DeSaussure noted that at the beginning of his presidency, finances were so uncertain they didn’t do a full budget until October. But the Bar Association is now alive and well, he added.
“It’s been challenging for sure,” DeSaussure said. “But the Akron Bar Association’s staff and directors showed tremendous flexibility and creativity in sorting the waters of this. It was a hard year for the staff in particular. Staff reductions had to be made early on. We all struggled in our own practices, but the bar’s office was closed. It created uncertainty for the staff and uncertainty for the way things were going to go.”
Despite the more casual nature of the event, the program featured a full agenda.
Akron Municipal Court Judge Annalisa Stubbs-Williams led the invocation. Referencing more than a year of social distancing, the judge told attendees, “Please feel free to give me all the hugs you want.”
DeSaussure started the meeting by thanking various members of the bar association staff, including Membership Director Thomas Petropoulos.
“He added a whole tech side of things to facilitate web content,” DeSaussure said. “The Bar Association now can host CLE and meetings in both live video and conferencing, which is a huge benefit because if anybody tried to dial in on the phone in a board meeting that wasn’t working, it now works really good. Thomas stepped it up and really did a good job.”

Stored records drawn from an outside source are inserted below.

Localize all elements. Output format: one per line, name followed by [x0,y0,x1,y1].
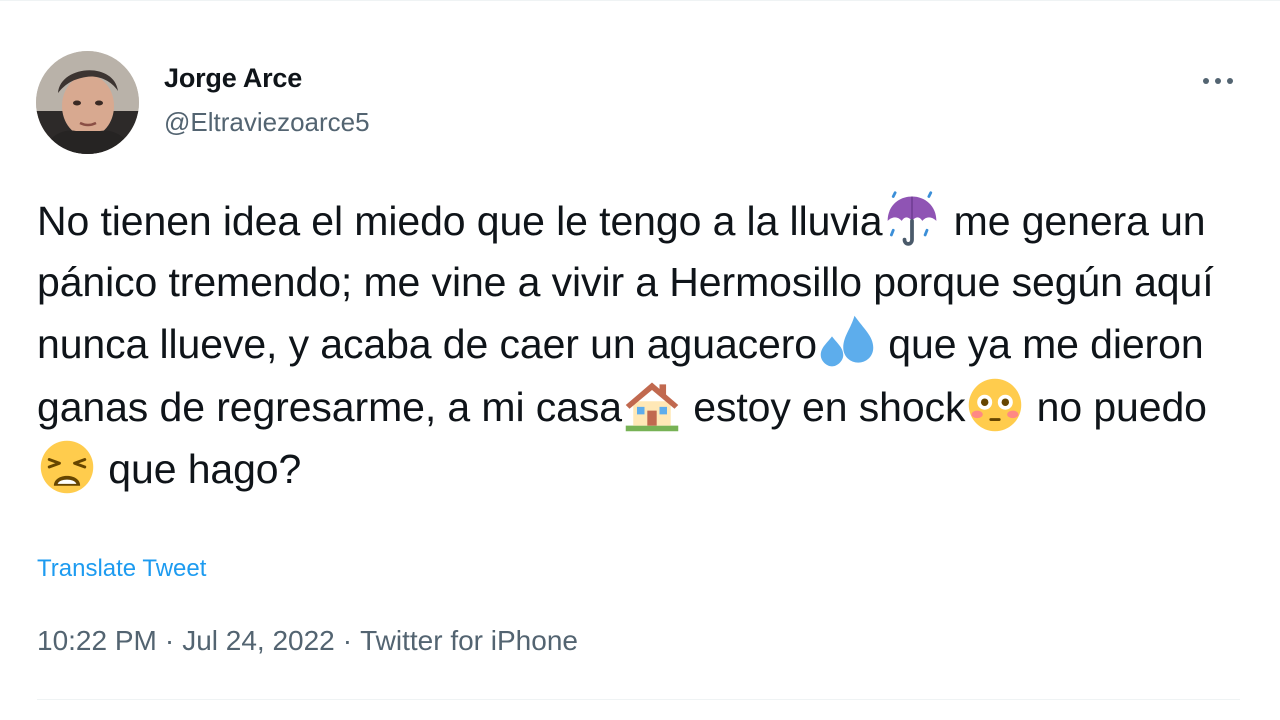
umbrella-rain-icon [882,189,942,249]
sweat-droplets-icon [817,312,877,372]
profile-photo [36,51,139,154]
tweet-text-segment: no puedo [1025,383,1207,430]
tweet-text: No tienen idea el miedo que le tengo a l… [37,189,1247,500]
tweet-meta: 10:22 PM · Jul 24, 2022 · Twitter for iPhone [37,625,578,657]
divider [37,699,1240,700]
tweet-time[interactable]: 10:22 PM [37,625,157,656]
meta-separator: · [342,625,353,656]
house-icon [622,375,682,435]
more-horizontal-icon [1203,78,1233,84]
tweet-text-segment: que hago? [97,446,302,492]
flushed-face-icon [965,375,1025,435]
tweet-text-segment: No tienen idea el miedo que le tengo a l… [37,198,883,244]
tweet-date[interactable]: Jul 24, 2022 [182,625,335,656]
author-handle[interactable]: @Eltraviezoarce5 [164,107,370,138]
tweet-card: Jorge Arce @Eltraviezoarce5 No tienen id… [0,0,1280,720]
more-options-button[interactable] [1196,63,1242,97]
author-name[interactable]: Jorge Arce [164,63,302,94]
translate-tweet-link[interactable]: Translate Tweet [37,555,206,583]
author-avatar[interactable] [36,51,139,154]
weary-face-icon [37,437,97,497]
meta-separator: · [164,625,175,656]
tweet-source[interactable]: Twitter for iPhone [360,625,578,656]
tweet-text-segment: estoy en shock [681,383,966,430]
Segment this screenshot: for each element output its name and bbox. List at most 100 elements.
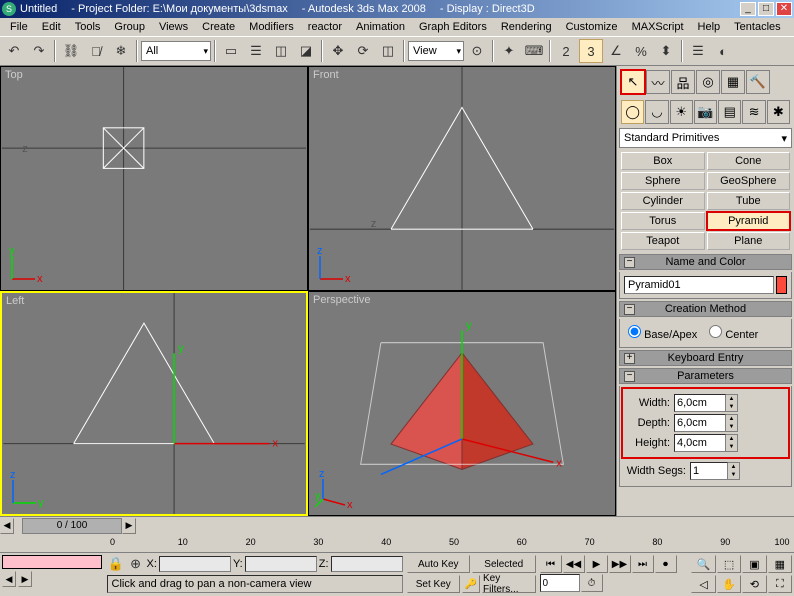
subtab-spacewarps[interactable]: ≋ [742,100,765,124]
tab-motion[interactable]: ◎ [696,70,720,94]
redo-button[interactable]: ↷ [27,39,51,63]
tab-hierarchy[interactable]: 品 [671,70,695,94]
rollout-parameters[interactable]: −Parameters [619,368,792,384]
menu-tools[interactable]: Tools [69,20,107,34]
obj-geosphere[interactable]: GeoSphere [707,172,791,190]
setkey-button[interactable]: Set Key [407,575,461,593]
subtab-shapes[interactable]: ◡ [645,100,668,124]
track-next[interactable]: ▶ [18,571,32,587]
time-config-button[interactable]: ⏱ [581,574,603,592]
menu-animation[interactable]: Animation [350,20,411,34]
menu-help[interactable]: Help [692,20,727,34]
manipulate-button[interactable]: ✦ [497,39,521,63]
select-by-name-button[interactable]: ☰ [244,39,268,63]
scroll-left[interactable]: ◀ [0,518,14,534]
window-crossing-button[interactable]: ◪ [294,39,318,63]
viewport-left[interactable]: Left x y y z [0,291,308,516]
rollout-keyboard-entry[interactable]: +Keyboard Entry [619,350,792,366]
height-input[interactable] [674,434,726,452]
select-button[interactable]: ▭ [219,39,243,63]
menu-grapheditors[interactable]: Graph Editors [413,20,493,34]
link-button[interactable]: ⛓ [59,39,83,63]
menu-modifiers[interactable]: Modifiers [243,20,300,34]
track-prev[interactable]: ◀ [2,571,16,587]
minimize-button[interactable]: _ [740,2,756,16]
orbit-button[interactable]: ⟲ [742,575,766,593]
menu-views[interactable]: Views [153,20,194,34]
selection-color[interactable] [2,555,102,569]
autokey-button[interactable]: Auto Key [407,555,471,573]
menu-maxscript[interactable]: MAXScript [626,20,690,34]
width-spinner[interactable]: ▲▼ [726,394,738,412]
obj-torus[interactable]: Torus [621,212,705,230]
select-rotate-button[interactable]: ⟳ [351,39,375,63]
menu-file[interactable]: File [4,20,34,34]
subtab-helpers[interactable]: ▤ [718,100,741,124]
snaps-3d-button[interactable]: 3 [579,39,603,63]
subtab-geometry[interactable]: ◯ [621,100,644,124]
obj-plane[interactable]: Plane [707,232,791,250]
play-button[interactable]: ▶ [586,555,608,573]
obj-tube[interactable]: Tube [707,192,791,210]
tab-modify[interactable]: 〰 [646,70,670,94]
zoom-extents-all-button[interactable]: ▦ [768,555,792,573]
subtab-cameras[interactable]: 📷 [694,100,717,124]
obj-cylinder[interactable]: Cylinder [621,192,705,210]
height-spinner[interactable]: ▲▼ [726,434,738,452]
menu-rendering[interactable]: Rendering [495,20,558,34]
snaps-2d-button[interactable]: 2 [554,39,578,63]
rollout-name-color[interactable]: −Name and Color [619,254,792,270]
time-ruler[interactable]: 0 10 20 30 40 50 60 70 80 90 100 [110,534,788,552]
next-frame-button[interactable]: ▶▶ [609,555,631,573]
menu-edit[interactable]: Edit [36,20,67,34]
key-mode-toggle[interactable]: ⏺ [655,555,677,573]
select-scale-button[interactable]: ◫ [376,39,400,63]
subtab-lights[interactable]: ☀ [670,100,693,124]
rollout-creation-method[interactable]: −Creation Method [619,301,792,317]
selection-filter-combo[interactable]: All [141,41,211,61]
viewport-front[interactable]: Front z x z [308,66,616,291]
abs-rel-icon[interactable]: ⊕ [127,555,145,573]
select-move-button[interactable]: ✥ [326,39,350,63]
prev-frame-button[interactable]: ◀◀ [563,555,585,573]
keymode-selected[interactable]: Selected [472,555,536,573]
ref-coord-combo[interactable]: View [408,41,464,61]
fov-button[interactable]: ◁ [691,575,715,593]
menu-customize[interactable]: Customize [560,20,624,34]
width-input[interactable] [674,394,726,412]
menu-create[interactable]: Create [196,20,241,34]
keyfilters-button[interactable]: Key Filters... [482,575,536,593]
goto-start-button[interactable]: ⏮ [540,555,562,573]
widthsegs-input[interactable] [690,462,728,480]
depth-spinner[interactable]: ▲▼ [726,414,738,432]
y-input[interactable] [245,556,317,572]
key-icon[interactable]: 🔑 [462,575,480,593]
x-input[interactable] [159,556,231,572]
menu-group[interactable]: Group [108,20,151,34]
menu-tentacles[interactable]: Tentacles [728,20,786,34]
goto-end-button[interactable]: ⏭ [632,555,654,573]
frame-slider[interactable]: 0 / 100 [22,518,122,534]
menu-reactor[interactable]: reactor [302,20,348,34]
category-select[interactable]: Standard Primitives [619,128,792,148]
undo-button[interactable]: ↶ [2,39,26,63]
scroll-right[interactable]: ▶ [122,518,136,534]
tab-create[interactable]: ↖ [621,70,645,94]
zoom-all-button[interactable]: ⬚ [717,555,741,573]
unlink-button[interactable]: ⛓̸ [84,39,108,63]
zoom-button[interactable]: 🔍 [691,555,715,573]
mirror-button[interactable]: ◐ [711,39,735,63]
tab-utilities[interactable]: 🔨 [746,70,770,94]
depth-input[interactable] [674,414,726,432]
obj-pyramid[interactable]: Pyramid [707,212,791,230]
viewport-top[interactable]: Top z x y [0,66,308,291]
angle-snap-button[interactable]: ∠ [604,39,628,63]
percent-snap-button[interactable]: % [629,39,653,63]
close-button[interactable]: ✕ [776,2,792,16]
object-name-input[interactable] [624,276,774,294]
bind-spacewarp-button[interactable]: ❄ [109,39,133,63]
widthsegs-spinner[interactable]: ▲▼ [728,462,740,480]
maximize-viewport-button[interactable]: ⛶ [768,575,792,593]
spinner-snap-button[interactable]: ⬍ [654,39,678,63]
viewport-perspective[interactable]: Perspective x y x y z [308,291,616,516]
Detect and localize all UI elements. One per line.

Meanwhile, the association has been working on creative ways to increase membership, including automatically making every law student a member.
“We don’t make them pay, but the hope is that after four or five years, they’ll want to stay on and maybe become paying members,” DeSaussure said. “It’s really kind of an innovative approach.”
Meanwhile, the Bar Association is caught in the middle of another unusual thing going on in the legal community that had nothing to do with the pandemic – a dispute about which Summit County judges should appoint attorneys to felony cases.
“One of the weird things about this year is that unfortunately we have one set of courts suing another set of courts. The common pleas judges and some of the municipal courts are actually in court suing each other,” DeSaussure said. “This has created a dilemma for many of our practicing lawyers -particularly the criminal section – over the ability to attain criminal appointments and how that is done, not to mention the ongoing issue about indigent fees. We as Bar Association leadership have been approached by attorneys saying, `What do we do?’ We don’t have the ability to solve these issues, but hopefully we can bring to the light some of the practical realities our members face.”
On a more positive note, the past bar president encouraged members to visit the association building, which is reopening in July.
“It’s a lot brighter in there now. We finally put LED lights in,” he said. “We’ve been talking about this forever because it’s so expensive to put LED lights in, but it saves a lot of money on the electric bill. We were able to figure out some creative financing, and it’s remarkable how much brighter it is, so come on in.”
DeSaussure also took a moment to note that Akron Law School Dean Christopher “C.J.” Peters is stepping down from his post.
“Dean Peters was an active partner of the Bar Association,” he said. “We’re working on getting more faculty to become members.”
The past president also thanked the association’s executive director for managing to put together a balanced budge for next year – which was not a certain thing in 2020.
“We are in good financial shape,” DeSaussure said. “We have new revenue sources, particularly with the Ohio Notary Service, which is now starting to develop a source of revenue for the Akron Bar Association.”
The meeting concluded with the administration of oaths given by retired Barberton Judge Gregory Macko.
“It’s very humbling and a huge honor, and I’m very excited to have people in my hometown tonight to celebrate,” Miller said of becoming the association’s president.